Je pensais faire succinct pour ce retour et finalement, force est de constater que j’ai des choses à raconter sur ce court second roman dans lequel j’ai été malmenée, non pas tant par son contenu que par sa forme. Les phrases alambiquées, construites à la Yoda, m’ont souvent dérangée, mais ce qu’elles ont à raconter est à la fois passionnant et extrêmement dérangeant, car elles reflètent à la fois d’une vérité nébuleuse et de l’état d’esprit dans lequel se trouve Roxane : perdue aux premiers contact, dépendante dans le mariage, piégée dans cette famille qui ne laisse rien au hasard et ne supporte pas de voir son emprise diminuer, son prestige se ternir, son pouvoir de diminuer, sa fortune mal acquise d’être perdue. Tous les coups sont permis, surtout les plus bas.

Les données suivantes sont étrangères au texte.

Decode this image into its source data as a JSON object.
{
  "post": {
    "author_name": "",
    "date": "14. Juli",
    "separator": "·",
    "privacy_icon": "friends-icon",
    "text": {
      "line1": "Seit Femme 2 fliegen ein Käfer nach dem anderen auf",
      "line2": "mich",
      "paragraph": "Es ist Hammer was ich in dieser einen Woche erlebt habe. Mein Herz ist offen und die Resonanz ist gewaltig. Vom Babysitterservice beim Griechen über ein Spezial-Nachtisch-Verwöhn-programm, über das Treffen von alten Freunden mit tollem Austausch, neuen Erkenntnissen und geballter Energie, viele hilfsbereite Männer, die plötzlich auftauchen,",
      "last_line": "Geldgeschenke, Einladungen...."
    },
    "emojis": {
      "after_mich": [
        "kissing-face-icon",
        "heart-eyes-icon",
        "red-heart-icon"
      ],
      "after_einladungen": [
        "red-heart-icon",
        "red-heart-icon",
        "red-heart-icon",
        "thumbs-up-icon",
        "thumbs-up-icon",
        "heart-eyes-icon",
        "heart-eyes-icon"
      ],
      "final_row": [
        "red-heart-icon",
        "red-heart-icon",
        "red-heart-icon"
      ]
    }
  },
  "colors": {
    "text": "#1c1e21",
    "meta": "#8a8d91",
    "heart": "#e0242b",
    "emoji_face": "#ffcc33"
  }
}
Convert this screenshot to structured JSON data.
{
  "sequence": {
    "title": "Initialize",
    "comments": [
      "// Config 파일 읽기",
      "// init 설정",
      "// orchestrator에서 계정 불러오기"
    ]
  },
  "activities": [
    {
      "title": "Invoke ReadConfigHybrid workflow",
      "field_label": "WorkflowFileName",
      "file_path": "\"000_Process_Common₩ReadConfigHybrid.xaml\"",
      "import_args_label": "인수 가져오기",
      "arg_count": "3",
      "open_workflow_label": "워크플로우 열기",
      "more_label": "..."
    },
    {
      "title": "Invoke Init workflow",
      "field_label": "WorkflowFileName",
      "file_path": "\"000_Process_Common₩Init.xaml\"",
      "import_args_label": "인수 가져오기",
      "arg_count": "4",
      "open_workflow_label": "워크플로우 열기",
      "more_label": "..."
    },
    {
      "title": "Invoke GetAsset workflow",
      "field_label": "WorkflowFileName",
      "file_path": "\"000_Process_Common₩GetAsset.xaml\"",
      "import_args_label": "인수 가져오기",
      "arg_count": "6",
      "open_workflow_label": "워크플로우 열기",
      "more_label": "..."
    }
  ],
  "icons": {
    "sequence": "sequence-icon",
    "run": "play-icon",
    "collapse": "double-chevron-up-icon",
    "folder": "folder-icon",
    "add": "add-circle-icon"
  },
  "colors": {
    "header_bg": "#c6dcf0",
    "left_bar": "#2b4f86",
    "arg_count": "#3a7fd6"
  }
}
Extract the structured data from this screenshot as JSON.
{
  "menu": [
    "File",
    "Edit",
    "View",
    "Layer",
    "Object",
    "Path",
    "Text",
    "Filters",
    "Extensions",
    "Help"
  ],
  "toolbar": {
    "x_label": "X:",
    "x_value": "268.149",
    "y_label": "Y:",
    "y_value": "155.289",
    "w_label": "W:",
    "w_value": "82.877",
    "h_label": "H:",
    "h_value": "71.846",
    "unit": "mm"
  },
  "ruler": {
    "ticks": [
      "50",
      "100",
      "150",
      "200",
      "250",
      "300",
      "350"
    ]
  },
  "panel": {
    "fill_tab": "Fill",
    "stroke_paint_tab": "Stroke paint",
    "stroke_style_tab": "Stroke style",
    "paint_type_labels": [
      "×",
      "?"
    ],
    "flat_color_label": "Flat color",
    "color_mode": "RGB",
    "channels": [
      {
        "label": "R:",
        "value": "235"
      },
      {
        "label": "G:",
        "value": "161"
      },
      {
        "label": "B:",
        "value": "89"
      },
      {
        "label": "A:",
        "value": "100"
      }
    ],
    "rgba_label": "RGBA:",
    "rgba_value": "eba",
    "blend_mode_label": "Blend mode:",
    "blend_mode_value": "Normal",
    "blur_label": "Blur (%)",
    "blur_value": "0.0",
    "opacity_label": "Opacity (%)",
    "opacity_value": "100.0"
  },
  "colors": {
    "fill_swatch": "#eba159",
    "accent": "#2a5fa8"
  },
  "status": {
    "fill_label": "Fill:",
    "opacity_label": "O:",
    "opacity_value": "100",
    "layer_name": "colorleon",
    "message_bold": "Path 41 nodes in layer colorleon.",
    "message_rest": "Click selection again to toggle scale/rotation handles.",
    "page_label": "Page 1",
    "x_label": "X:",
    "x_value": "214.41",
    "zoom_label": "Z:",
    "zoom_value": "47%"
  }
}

Roxane n’est qu’un pion, manipulée par ce couple de joueurs d’échecs. Elle est perdue et nous avec. Et je pense, avec le recul, que c’est aussi ce qu’il faut retenir de cette écriture si particulière, de ce parti pris du désordre, du choix de ne pas donner de nom mais suffisamment d’indices pour qu’on sache de qui il s’agit, en vérité. La dénonciation du système politique est bien présente, tout le mal que Monsieur et Madame se sont donné pour construire leur empire de pacotille et leur image de couple soudé, dans la réussite comme dans les épreuves. Madame est la plus teigneuse, la plus revêche, la plus sanguinaire, mais Monsieur n’est pas en reste, à faire régner la peur sous son grand sourire et ses ses gros cigares.
Portrait au vitriol d’un couple qui a tout fait pour se faire aimer (et qui a réussi) mais qui a finalement été rattrapé par la justice. Tableau d’une femme fragile qui trouve dans la vengeance la force de tout déballer, de tout dire et de faire émerger ce qu’ils n’avaient pas soupçonné qu’elle possédait : son intelligence.
« Ceux qu'on pense avoir épousés ne sont d'aucun secours face à leur famille. »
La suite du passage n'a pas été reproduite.